En SSII, les vieux schémas d’organisation du travail perdurent

Dans le temps, derrière leurs machines outils. Aujourd'hui, derrière leurs ordinateurs. L'organisation du travail n'a finalement pas beaucoup évoluée en deux siècles.

« Pourquoi dans votre livre vous faites le parallèle avec l’automobile ? Les SSII appliquent-elles le même modèle ? », voilà ce que me demandait hier un confrère qui m’interviewait en vue d’un  article sur le livre. C’est que l’automobile a déjà mis en place depuis très longtemps le système de sous-traitance à outrance. Et les organisations de travail qui vont avec. La question pertinente de mon confrère appelle une seconde réponse : derrière le discours drapé de modernité des directions d’entreprises et de leur chambre professionnelle, le Syntec numérique, c’est en fait de vieux principes industriels qui sont appliqués derrière ce qui s’appelle le lean management.

L’automobile reste un bon exemple pour comprendre le monde industriel actuel : les constructeurs ont laissé filé leur matière grise et leur développement chez leurs sous-traitants se contentant, finalement, d’assembler les voitures. On retrouve la même chose chez Airbus : avec 20% de réduction des coûts, l’avionneur européen a demandé à ses sous-traitants de se regrouper. C’est sur eux que repose la stratégie et le développement des avions. Et Airbus en est de plus en plus réduit à les assembler.
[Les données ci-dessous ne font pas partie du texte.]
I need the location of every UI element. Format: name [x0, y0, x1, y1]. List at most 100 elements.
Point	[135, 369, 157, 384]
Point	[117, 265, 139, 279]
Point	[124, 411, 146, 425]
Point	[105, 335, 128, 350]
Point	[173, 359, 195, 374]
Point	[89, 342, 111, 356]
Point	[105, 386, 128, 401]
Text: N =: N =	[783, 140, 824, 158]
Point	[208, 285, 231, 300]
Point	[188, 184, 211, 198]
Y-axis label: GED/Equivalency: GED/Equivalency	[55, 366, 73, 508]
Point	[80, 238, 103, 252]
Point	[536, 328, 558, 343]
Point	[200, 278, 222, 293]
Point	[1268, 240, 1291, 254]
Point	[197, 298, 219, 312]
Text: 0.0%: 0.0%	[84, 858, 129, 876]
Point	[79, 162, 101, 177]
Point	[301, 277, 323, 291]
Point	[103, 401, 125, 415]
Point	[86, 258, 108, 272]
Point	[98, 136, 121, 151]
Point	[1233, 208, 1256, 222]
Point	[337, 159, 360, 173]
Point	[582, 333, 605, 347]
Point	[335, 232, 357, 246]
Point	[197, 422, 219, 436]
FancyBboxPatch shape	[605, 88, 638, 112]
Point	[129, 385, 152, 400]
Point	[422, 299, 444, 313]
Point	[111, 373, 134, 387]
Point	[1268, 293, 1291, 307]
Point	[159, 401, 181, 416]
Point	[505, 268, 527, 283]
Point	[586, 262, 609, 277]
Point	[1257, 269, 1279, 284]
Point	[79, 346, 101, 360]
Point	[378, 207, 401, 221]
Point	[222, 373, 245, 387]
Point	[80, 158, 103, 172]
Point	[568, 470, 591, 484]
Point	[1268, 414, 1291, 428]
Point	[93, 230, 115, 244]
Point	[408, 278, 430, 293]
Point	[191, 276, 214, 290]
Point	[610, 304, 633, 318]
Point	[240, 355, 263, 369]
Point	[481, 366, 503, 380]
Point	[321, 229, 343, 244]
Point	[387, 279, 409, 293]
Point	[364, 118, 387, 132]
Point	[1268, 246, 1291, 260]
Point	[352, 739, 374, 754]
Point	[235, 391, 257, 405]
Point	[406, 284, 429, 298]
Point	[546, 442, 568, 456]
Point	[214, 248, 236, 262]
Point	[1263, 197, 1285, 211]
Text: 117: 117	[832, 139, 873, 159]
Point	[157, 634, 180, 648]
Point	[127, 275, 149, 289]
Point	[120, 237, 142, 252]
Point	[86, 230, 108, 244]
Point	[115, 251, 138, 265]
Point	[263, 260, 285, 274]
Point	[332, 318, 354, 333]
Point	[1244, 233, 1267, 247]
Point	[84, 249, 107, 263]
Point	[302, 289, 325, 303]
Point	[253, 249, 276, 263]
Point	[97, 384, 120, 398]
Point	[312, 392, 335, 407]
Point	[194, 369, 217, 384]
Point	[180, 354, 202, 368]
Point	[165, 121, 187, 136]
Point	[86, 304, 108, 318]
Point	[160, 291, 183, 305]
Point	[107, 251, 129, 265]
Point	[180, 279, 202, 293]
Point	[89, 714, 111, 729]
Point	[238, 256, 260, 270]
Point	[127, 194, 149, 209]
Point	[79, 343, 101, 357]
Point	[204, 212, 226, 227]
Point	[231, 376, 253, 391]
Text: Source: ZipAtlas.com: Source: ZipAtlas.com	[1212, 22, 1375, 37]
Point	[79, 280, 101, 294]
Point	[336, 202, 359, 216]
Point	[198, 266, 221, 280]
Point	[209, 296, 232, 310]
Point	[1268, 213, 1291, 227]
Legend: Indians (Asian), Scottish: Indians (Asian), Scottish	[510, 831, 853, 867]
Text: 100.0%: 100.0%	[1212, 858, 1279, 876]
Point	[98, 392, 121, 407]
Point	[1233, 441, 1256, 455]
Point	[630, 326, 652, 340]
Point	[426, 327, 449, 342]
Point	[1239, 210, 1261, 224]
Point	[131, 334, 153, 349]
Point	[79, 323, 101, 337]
C’est là, l’aboutissement d’une logique industrielle qui a connu le taylorisme qui permet le rendement maximum et le fordisme symbolisé par le travail à la chaîne. Aujourd’hui, les SSII appliquent le lean management, la déclinaison managériale du lean production venu tout droit de… l’automobile ! Lean en anglais, ça veut dire maigre. Donc le lean management « vise à éliminer de la production toutes les tâches inutiles et sans valeur ajoutée », explique le numéro de Management de janvier 2011.

En clair, on analyse toutes les tâches et attributions des salariés pour voir là on l’on peut éliminer ce qu’on considère comme superflu. Et, c’est au nom du progrès que les entreprises le mettent en place. Par exemple, « Chez PSA Peugeot Citroën, les réunions, c’est debout ! », s’enthousiasme le magazine des managers. Le groupe automobile ne s’embête effectivement plus de chaises ni de tables pour les réunions de ses cadres : un tableau où est punaisé l’ordre du jour suffit. On cherche encore le progrès…
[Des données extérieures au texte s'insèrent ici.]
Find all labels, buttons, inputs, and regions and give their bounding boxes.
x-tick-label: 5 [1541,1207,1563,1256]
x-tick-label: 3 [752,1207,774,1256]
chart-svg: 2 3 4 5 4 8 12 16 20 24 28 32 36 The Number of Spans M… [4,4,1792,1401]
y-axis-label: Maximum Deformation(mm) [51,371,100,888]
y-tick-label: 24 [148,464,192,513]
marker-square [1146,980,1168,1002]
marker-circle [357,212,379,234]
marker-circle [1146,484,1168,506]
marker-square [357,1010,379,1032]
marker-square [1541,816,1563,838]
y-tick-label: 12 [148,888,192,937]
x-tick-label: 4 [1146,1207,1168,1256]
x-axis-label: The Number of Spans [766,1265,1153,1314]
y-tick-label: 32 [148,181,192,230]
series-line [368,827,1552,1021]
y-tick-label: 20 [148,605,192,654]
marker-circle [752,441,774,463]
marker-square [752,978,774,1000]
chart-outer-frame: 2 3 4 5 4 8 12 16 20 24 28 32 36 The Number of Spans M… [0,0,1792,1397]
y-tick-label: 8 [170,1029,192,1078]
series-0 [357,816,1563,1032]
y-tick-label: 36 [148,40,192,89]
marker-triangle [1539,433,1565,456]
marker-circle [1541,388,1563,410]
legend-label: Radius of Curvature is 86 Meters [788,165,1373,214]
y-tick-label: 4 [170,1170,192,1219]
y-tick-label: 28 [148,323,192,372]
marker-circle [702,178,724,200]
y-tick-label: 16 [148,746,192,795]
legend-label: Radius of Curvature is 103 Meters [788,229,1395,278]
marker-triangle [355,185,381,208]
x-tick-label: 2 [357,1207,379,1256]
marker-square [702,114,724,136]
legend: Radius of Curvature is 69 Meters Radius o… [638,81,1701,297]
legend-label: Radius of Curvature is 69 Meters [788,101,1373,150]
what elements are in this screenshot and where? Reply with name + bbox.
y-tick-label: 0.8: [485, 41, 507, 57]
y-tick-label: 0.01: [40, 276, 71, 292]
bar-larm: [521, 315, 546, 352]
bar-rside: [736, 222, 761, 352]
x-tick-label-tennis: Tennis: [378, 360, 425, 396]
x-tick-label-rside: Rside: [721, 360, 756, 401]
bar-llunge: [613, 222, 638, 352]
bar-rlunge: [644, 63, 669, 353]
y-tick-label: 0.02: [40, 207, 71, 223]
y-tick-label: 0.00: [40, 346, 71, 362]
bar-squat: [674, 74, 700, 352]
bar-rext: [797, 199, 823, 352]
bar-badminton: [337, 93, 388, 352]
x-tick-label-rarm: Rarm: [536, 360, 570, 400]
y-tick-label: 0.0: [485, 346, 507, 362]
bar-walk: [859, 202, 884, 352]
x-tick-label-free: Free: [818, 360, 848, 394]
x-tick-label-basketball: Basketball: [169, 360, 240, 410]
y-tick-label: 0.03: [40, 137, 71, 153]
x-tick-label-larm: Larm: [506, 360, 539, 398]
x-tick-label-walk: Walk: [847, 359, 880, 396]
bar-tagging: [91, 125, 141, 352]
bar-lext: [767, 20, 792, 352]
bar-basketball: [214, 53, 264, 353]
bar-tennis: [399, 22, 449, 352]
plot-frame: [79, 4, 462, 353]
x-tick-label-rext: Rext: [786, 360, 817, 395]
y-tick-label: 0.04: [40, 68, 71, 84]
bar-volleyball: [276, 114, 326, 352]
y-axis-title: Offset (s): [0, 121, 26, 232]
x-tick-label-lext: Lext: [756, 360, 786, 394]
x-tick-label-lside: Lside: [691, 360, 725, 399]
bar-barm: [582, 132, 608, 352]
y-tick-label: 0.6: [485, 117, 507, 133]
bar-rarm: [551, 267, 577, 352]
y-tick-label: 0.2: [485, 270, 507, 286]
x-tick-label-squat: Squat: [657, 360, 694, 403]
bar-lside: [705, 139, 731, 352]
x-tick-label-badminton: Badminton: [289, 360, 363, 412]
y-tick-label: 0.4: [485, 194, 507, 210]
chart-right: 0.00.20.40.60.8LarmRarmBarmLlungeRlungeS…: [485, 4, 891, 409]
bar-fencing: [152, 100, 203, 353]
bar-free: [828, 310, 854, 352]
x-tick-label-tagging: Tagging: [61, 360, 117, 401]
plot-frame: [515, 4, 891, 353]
Le lean management, c’est donc la poursuite de la compression du salarié : tous ses faits et gestes sont analysés pour être fragmentés et rentabilisés. Derrière leurs beaux discours d’élaboration collaborative et d’épanouissement au travail, les dirigeants restent sur leur vieux principe d’organisation du travail qui nie l’être humain au seul profit de la rentabilité.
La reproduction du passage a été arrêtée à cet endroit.